One experiment he cited had 200 people come to talk about donating blood. The researchers separated these people into three groups. The first group would not get paid, the second would, and the third would but had the option of donating the proceeds to a charity right away. What they found was that the first and third groups had a much higher participation rate than the paid group. It meant more to the participants that they were helping people than making money.
In another experiment, researchers decided to charge parents a fee if they were late when they picked up their children at daycare. They were hoping to reduce the practice. What they found was exactly the opposite. Where before the parents tried very hard to get there because of their relationship with their child’s teacher after the additional fee was put in place, they felt like they were paying for a service.
Pink goes on to share that when the work is creative extrinsic rewards are not effective. The only time the “carrot and the stick” work is when the work is mindless.
Students today, to be prepared for the future, need to be in a more creative environment. We don’t know what the workforce is going to look like in ten years, much less 20, but it most likely won’t be the factory environment students are currently being prepared for in many classrooms.
If you look at today’s workplace, most employees are expected to collaborate, ask questions, and continue to improve until they get it right. In school, students are expected to do their own work, keep with the class, and continue, even if they have not mastered the material. They also are supposed to all do it the same way.
It doesn’t work, and our kids are suffering because of it.
Let’s throw away the old system and start implementing all the research that is out there. Some schools are, but many aren’t. We don’t need educational reform. We got things like “No child left behind” and “common core” when they tried to reform. You can’t improve something so broken. Instead, let’s transform and let our kids’ genius shine!
The documentary about Sugata Mitra’s “School in the Cloud” followed the kids for three years. In one of his first schools, one of the students loved the school and was very involved with it in the beginning. By the third year, her father told her she could no longer spend time there. She had to do well in her studies or he would marry her off. She desperately wanted to join the police force. In the last interview of her, she shared how she missed the “School in the Cloud.” She learned there. Her mother let her go when her father was away. Her daughter was their only child, and all their hopes were pinned on her. She wanted her to succeed.

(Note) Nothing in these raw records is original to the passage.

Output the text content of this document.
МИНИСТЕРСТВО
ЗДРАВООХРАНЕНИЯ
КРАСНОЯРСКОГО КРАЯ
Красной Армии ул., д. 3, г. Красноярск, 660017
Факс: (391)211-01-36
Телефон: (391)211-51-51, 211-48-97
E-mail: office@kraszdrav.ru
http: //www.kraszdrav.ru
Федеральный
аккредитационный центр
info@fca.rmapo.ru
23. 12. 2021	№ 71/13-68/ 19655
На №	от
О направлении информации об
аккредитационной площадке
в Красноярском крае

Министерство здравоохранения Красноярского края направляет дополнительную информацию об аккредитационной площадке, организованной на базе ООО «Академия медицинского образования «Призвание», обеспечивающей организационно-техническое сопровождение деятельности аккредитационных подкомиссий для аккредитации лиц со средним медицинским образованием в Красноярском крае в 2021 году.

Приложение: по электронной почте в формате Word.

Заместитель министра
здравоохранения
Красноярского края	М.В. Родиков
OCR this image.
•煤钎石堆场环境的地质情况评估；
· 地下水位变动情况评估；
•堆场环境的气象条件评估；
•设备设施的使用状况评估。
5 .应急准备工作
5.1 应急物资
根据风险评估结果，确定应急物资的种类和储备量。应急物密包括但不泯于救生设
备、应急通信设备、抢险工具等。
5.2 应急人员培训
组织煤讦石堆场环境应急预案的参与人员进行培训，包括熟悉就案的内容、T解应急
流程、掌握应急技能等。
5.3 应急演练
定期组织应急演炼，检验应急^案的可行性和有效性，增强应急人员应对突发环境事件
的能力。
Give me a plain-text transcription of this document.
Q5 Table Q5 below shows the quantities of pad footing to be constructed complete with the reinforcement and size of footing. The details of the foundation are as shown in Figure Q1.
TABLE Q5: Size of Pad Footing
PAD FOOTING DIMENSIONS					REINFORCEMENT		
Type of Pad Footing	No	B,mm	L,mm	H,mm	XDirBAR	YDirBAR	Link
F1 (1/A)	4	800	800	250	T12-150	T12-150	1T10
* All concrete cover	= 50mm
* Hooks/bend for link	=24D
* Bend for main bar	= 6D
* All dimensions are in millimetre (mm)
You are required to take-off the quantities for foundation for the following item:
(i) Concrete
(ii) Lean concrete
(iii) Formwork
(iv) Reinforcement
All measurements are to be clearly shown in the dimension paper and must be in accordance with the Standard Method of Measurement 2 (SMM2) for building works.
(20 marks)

Maybe altruism, helping their family and village, was the reason the children in India were there after all.
This is brilliant! I hadn’t heard of it before and it’s wonderful, so in line with what many of us are realizing about education today. We know something is wrong, but had no idea how to start finding effective ways to improve it.
While I was reading, I remembered my college accounting class. Anyone who has a degree in Accounting knows that Intermediate Accounting is the “make it or break it” course for many Accounting majors. Those who get it continue on. Those who don’t change their major.
Well, I was older than the parents of most of my classmates, and I started a group of us to figure out some of the more complex concepts of accounting. We “stole” a classroom that was not in use and watched videos and worked together as a team. Nearly the entire class showed up. There was nothing in it but to learn. And boy, did we learn!
“If you look at today’s workplace, most employees are expected to collaborate, ask questions, and continue to improve until they get it right. In school, students are expected to do their own work, keep with the class, and continue, even if they have not mastered the material.” Well, that explains it!
Hi Jet! Thanks so much for a perfect example of what I’m talking about!